## Getting Started

### Load the dataset
Let's start by reading the dataset. It's stored in a CSV file with 4 columns.

In [1]:
import pandas as pd
df = pd.read_csv("01_Getting_Started.csv")
df.head(10)

Unnamed: 0,id,season,day_of_week,nb_customers
0,0,winter,0,-1.370776
1,0,winter,1,-1.335633
2,0,winter,2,-1.212632
3,0,winter,3,-1.072061
4,0,winter,4,-0.738203
5,0,winter,5,0.105228
6,0,winter,6,-0.650345
7,1,summer,0,0.351229
8,1,summer,1,0.439086
9,1,summer,2,0.4918


### Explore the dataset
If we group the table by `id`, we obtain many time series, each of which has length 7. For example, let's look at the first two time series in the dataset.

In [2]:
for i, grp in df.groupby("id"):
    if i == 2:
        break
    display(grp)

Unnamed: 0,id,season,day_of_week,nb_customers
0,0,winter,0,-1.370776
1,0,winter,1,-1.335633
2,0,winter,2,-1.212632
3,0,winter,3,-1.072061
4,0,winter,4,-0.738203
5,0,winter,5,0.105228
6,0,winter,6,-0.650345


Unnamed: 0,id,season,day_of_week,nb_customers
7,1,summer,0,0.351229
8,1,summer,1,0.439086
9,1,summer,2,0.4918
10,1,summer,3,0.667515
11,1,summer,4,0.931087
12,1,summer,5,1.897518
13,1,summer,6,1.054087


First, we highlight a few properties of the dataset.
1. The `season` column is constant within each time series; this is because in this particular dataset, each 7-day window comes from either the summer sales event or the winter sales event at a retail outlet.
2. The `day_of_week` column is categorical and represents Monday through Sunday.
3. The `nb_customers` column is continuous and contains the (normalized) number of customers who visited each day.

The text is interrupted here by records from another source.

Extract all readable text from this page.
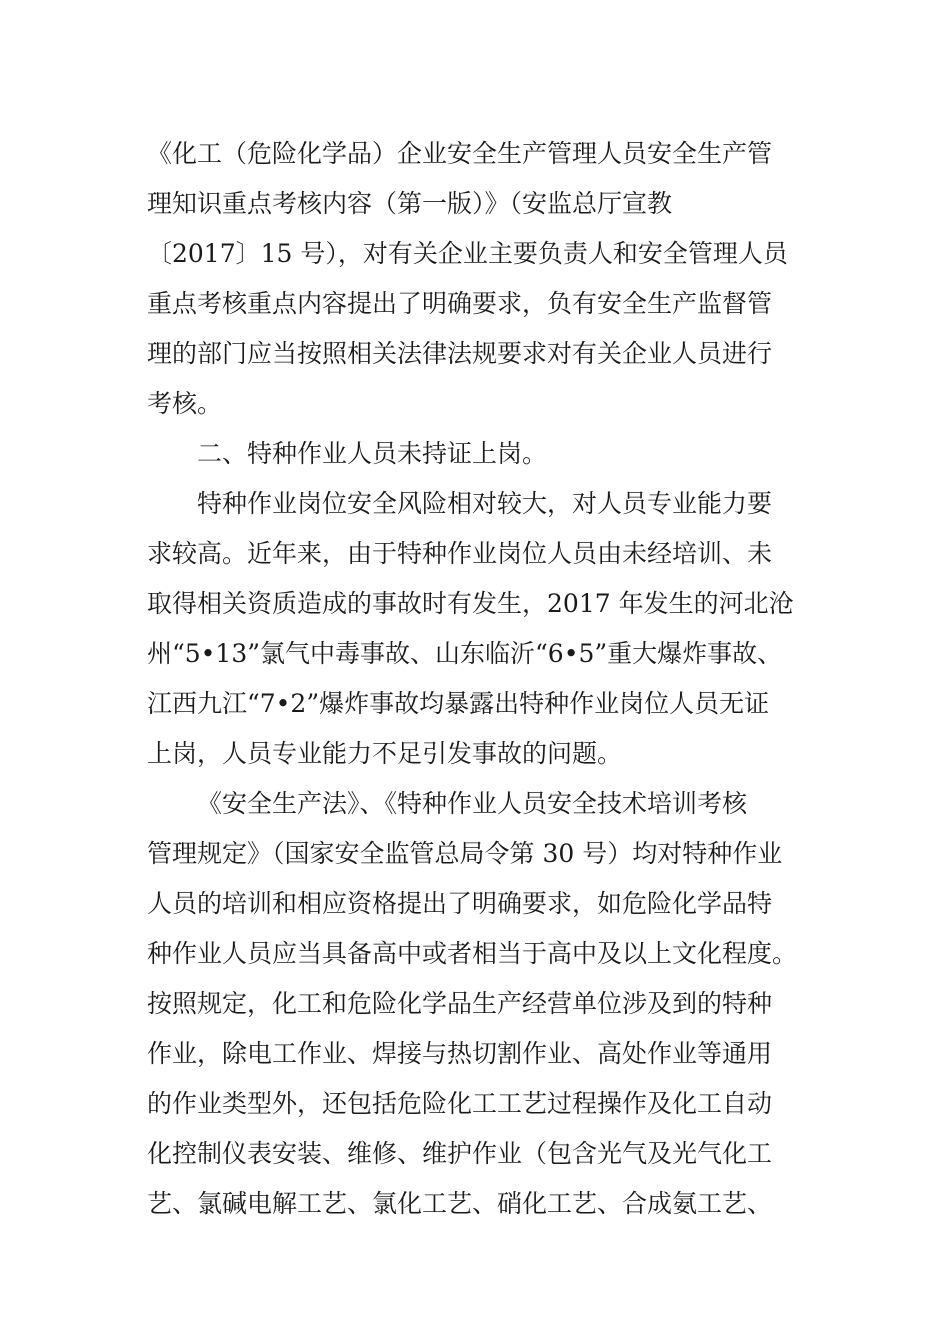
《化工（危险化学品）企业安全生产管理人员安全生产管
理知识重点考核内容（第一版）》（安监总厅宣教
〔2017〕15 号），对有关企业主要负责人和安全管理人员
重点考核重点内容提出了明确要求，负有安全生产监督管
理的部门应当按照相关法律法规要求对有关企业人员进行
考核。
二、特种作业人员未持证上岗。
特种作业岗位安全风险相对较大，对人员专业能力要
求较高。近年来，由于特种作业岗位人员由未经培训、未
取得相关资质造成的事故时有发生，2017 年发生的河北沧
州“5•13”氯气中毒事故、山东临沂“6•5”重大爆炸事故、
江西九江“7•2”爆炸事故均暴露出特种作业岗位人员无证
上岗，人员专业能力不足引发事故的问题。
《安全生产法》、《特种作业人员安全技术培训考核
管理规定》（国家安全监管总局令第 30 号）均对特种作业
人员的培训和相应资格提出了明确要求，如危险化学品特
种作业人员应当具备高中或者相当于高中及以上文化程度。
按照规定，化工和危险化学品生产经营单位涉及到的特种
作业，除电工作业、焊接与热切割作业、高处作业等通用
的作业类型外，还包括危险化工工艺过程操作及化工自动
化控制仪表安装、维修、维护作业（包含光气及光气化工
艺、氯碱电解工艺、氯化工艺、硝化工艺、合成氨工艺、
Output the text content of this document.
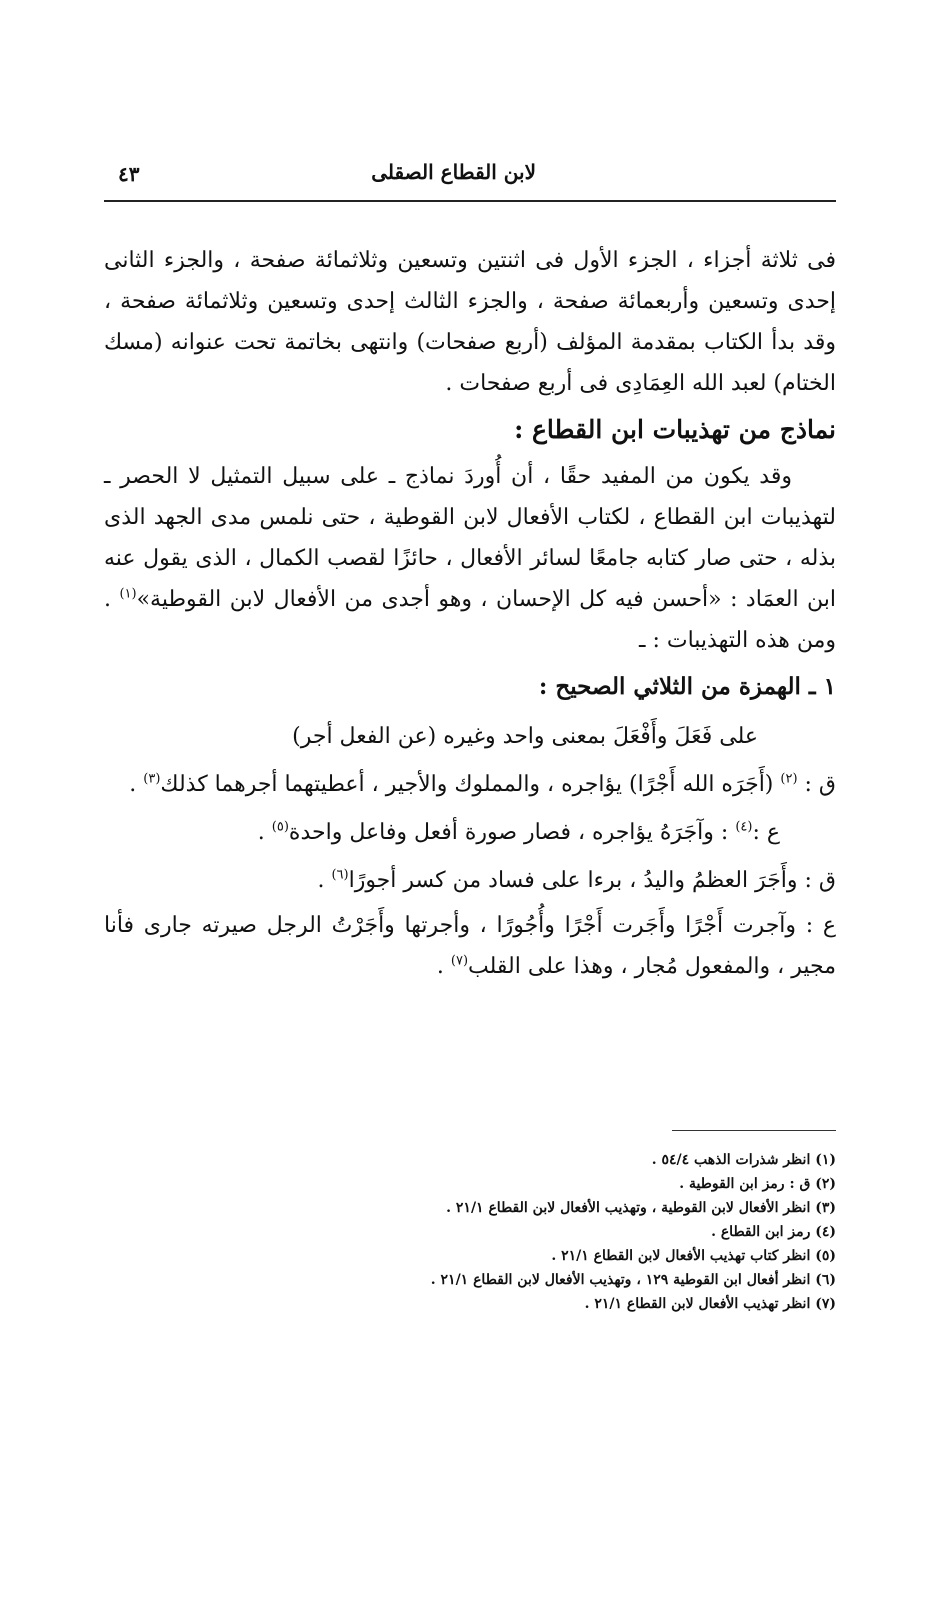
لابن القطاع الصقلى
٤٣

فى ثلاثة أجزاء ، الجزء الأول فى اثنتين وتسعين وثلاثمائة صفحة ، والجزء الثانى إحدى وتسعين وأربعمائة صفحة ، والجزء الثالث إحدى وتسعين وثلاثمائة صفحة ، وقد بدأ الكتاب بمقدمة المؤلف (أربع صفحات) وانتهى بخاتمة تحت عنوانه (مسك الختام) لعبد الله العِمَادِى فى أربع صفحات .

نماذج من تهذيبات ابن القطاع :

وقد يكون من المفيد حقًا ، أن أُوردَ نماذج ـ على سبيل التمثيل لا الحصر ـ لتهذيبات ابن القطاع ، لكتاب الأفعال لابن القوطية ، حتى نلمس مدى الجهد الذى بذله ، حتى صار كتابه جامعًا لسائر الأفعال ، حائزًا لقصب الكمال ، الذى يقول عنه ابن العمَاد : «أحسن فيه كل الإحسان ، وهو أجدى من الأفعال لابن القوطية»$^{(١)}$ . ومن هذه التهذيبات : ـ

١ ـ الهمزة من الثلاثي الصحيح :

على فَعَلَ وأَفْعَلَ بمعنى واحد وغيره (عن الفعل أجر)

ق : $^{(٢)}$ (أَجَرَه الله أَجْرًا) يؤاجره ، والمملوك والأجير ، أعطيتهما أجرهما كذلك$^{(٣)}$ .

ع :$^{(٤)}$ : وآجَرَهُ يؤاجره ، فصار صورة أفعل وفاعل واحدة$^{(٥)}$ .

ق : وأَجَرَ العظمُ واليدُ ، برءا على فساد من كسر أجورًا$^{(٦)}$ .

ع : وآجرت أَجْرًا وأَجَرت أَجْرًا وأُجُورًا ، وأجرتها وأَجَرْتُ الرجل صيرته جارى فأنا مجير ، والمفعول مُجار ، وهذا على القلب$^{(٧)}$ .

(١) انظر شذرات الذهب ٥٤/٤ .

(٢) ق : رمز ابن القوطية .

(٣) انظر الأفعال لابن القوطية ، وتهذيب الأفعال لابن القطاع ٢١/١ .

(٤) رمز ابن القطاع .

(٥) انظر كتاب تهذيب الأفعال لابن القطاع ٢١/١ .

(٦) انظر أفعال ابن القوطية ١٢٩ ، وتهذيب الأفعال لابن القطاع ٢١/١ .

(٧) انظر تهذيب الأفعال لابن القطاع ٢١/١ .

Then, we make some additional observations about the dataset:
1. The day of the week is always ascending from 0 to 6.
2. The number of customers always peaks on Saturday.
3. The number of customers is higher in summer than winter.

### Using the PAR Model
Now let's apply the probabilistic autoregressive model. From our exploration, we know that `season` is fixed - therefore, we will specify that it is a "context" column that the other columns will be conditioned on.

In [3]:
from deepecho import PARModel

model = PARModel(nb_epochs=1024)
model.fit(df, entity_columns=["id"], context_columns=["season"], dtypes={
    "season": "categorical",
    "day_of_week": "categorical",
    "nb_customers": "continuous"
})
model.sample(5)

Epoch 1023 | Loss -0.04456918314099312: 100%|██████████| 1024/1024 [01:54<00:00,  8.92it/s] 


Unnamed: 0,id,season,day_of_week,nb_customers
0,0,winter,0,-1.303901
1,0,winter,1,-1.268224
2,0,winter,2,-1.175574
3,0,winter,3,-0.951369
4,0,winter,4,-0.67099
5,0,winter,5,0.124725
6,0,winter,6,-0.824864
7,1,summer,0,0.46
8,1,summer,1,0.421911
9,1,summer,2,0.598174


Looking at this synthetic dataset, we see that the three observations we made before still hold true.

1. The day of the week is always ascending from 0 to 6.
2. The number of customers always peaks on Saturday.
3. The number of customers is higher in summer than winter.